2. Ascertaining the differences between the prior art and the claims at issue.
3. Resolving the level of ordinary skill in the pertinent art.
4. Considering objective evidence present in the application indicating obviousness or non-obviousness.
Claim(s) 1-3, 5-7, and 10-11 are rejected under 35 U.S.C. 103 as being unpatentable over Galindo et al (EP 3,809,600).
Galindo et al (EP ‘600) disclose a method of manufacturing a heat-able panel comprising adding conducting particles as additive by means of plastic and thermoplastic transformation processes (¶ [0032]), the temperature conducting particles can be carbon black, graphite, graphene, carbon nanotubes, or their combination (¶ [0025]); the conductive particles in the form of powder and the thermoplastic material in the form of pellets are first introduced in a heated container of a co-rotating twin-screw extruder (¶ [0033]); once the conductive particles and the thermoplastic material have been introduced in the container, they are hot mixed, melting the thermoplastic material in the extruder, to achieve a homogeneous mixture (¶ [0034]); once a homogeneous mixture is achieved, said mixture of molten plastic with the conductive particles is passed through an extruder head configured for generating filaments of thermoplastic material with conductive particles added as additive (¶ [0037]); once cooled, these filaments of thermoplastic material with added additive are cut using a shear to obtain pellets of said material (¶ [0038]); in order not to lose electrical conductivity, processing must be optimized, assuring slow cooling of the material at the head outlet. The calender rollers must be at a high temperature, assuring that the carbon nanotubes have enough time to be distributed into the polymer die and form the conductive network (¶ [0039]).
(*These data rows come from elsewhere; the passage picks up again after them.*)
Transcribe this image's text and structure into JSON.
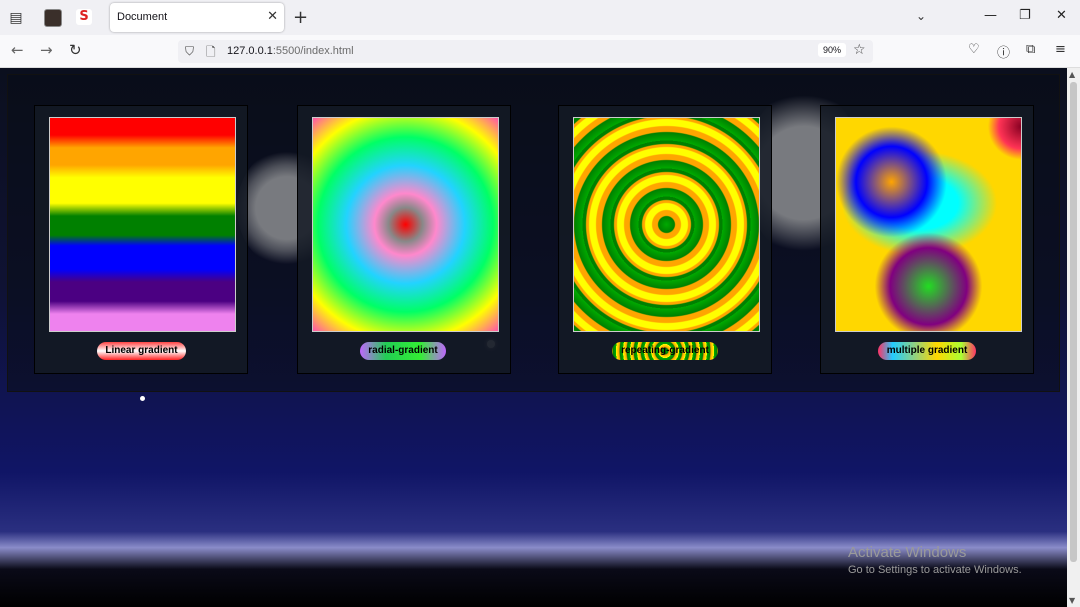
{
  "browser": {
    "tab": {
      "title": "Document"
    },
    "url": {
      "host": "127.0.0.1",
      "path": ":5500/index.html"
    },
    "zoom": "90%"
  },
  "cards": [
    {
      "label": "Linear gradient"
    },
    {
      "label": "radial-gradient"
    },
    {
      "label": "repeating-gradient"
    },
    {
      "label": "multiple gradient"
    }
  ],
  "watermark": {
    "line1": "Activate Windows",
    "line2": "Go to Settings to activate Windows."
  },
  "colors": {
    "chrome": "#f0f0f4",
    "page_background_top": "#0b0f1e",
    "page_background_bottom": "#101566"
  }
}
Further, Galindo et al (EP ‘600) disclose in a subsequent manufacturing process, said pellets are melted to obtain the sheet of heat-able panel by means of a new extrusion, drawing, roller lamination, or a combination of these manufacturing processes, all these processes being hot processes to facilitate the molding of the sheet. With these manufacturing processes, the geometry of the sheet can be adaptable to any geometry depending on the shape and size requirements (¶ [0040]).
Moreover, Galindo et al (EP ‘600) teach with this process a PTC plastic sheet is achieved by means of manufacturing processes as a result of the dispersion of the conductive particles, which are achieved by applying certain specific processing conditions (¶ [0040]).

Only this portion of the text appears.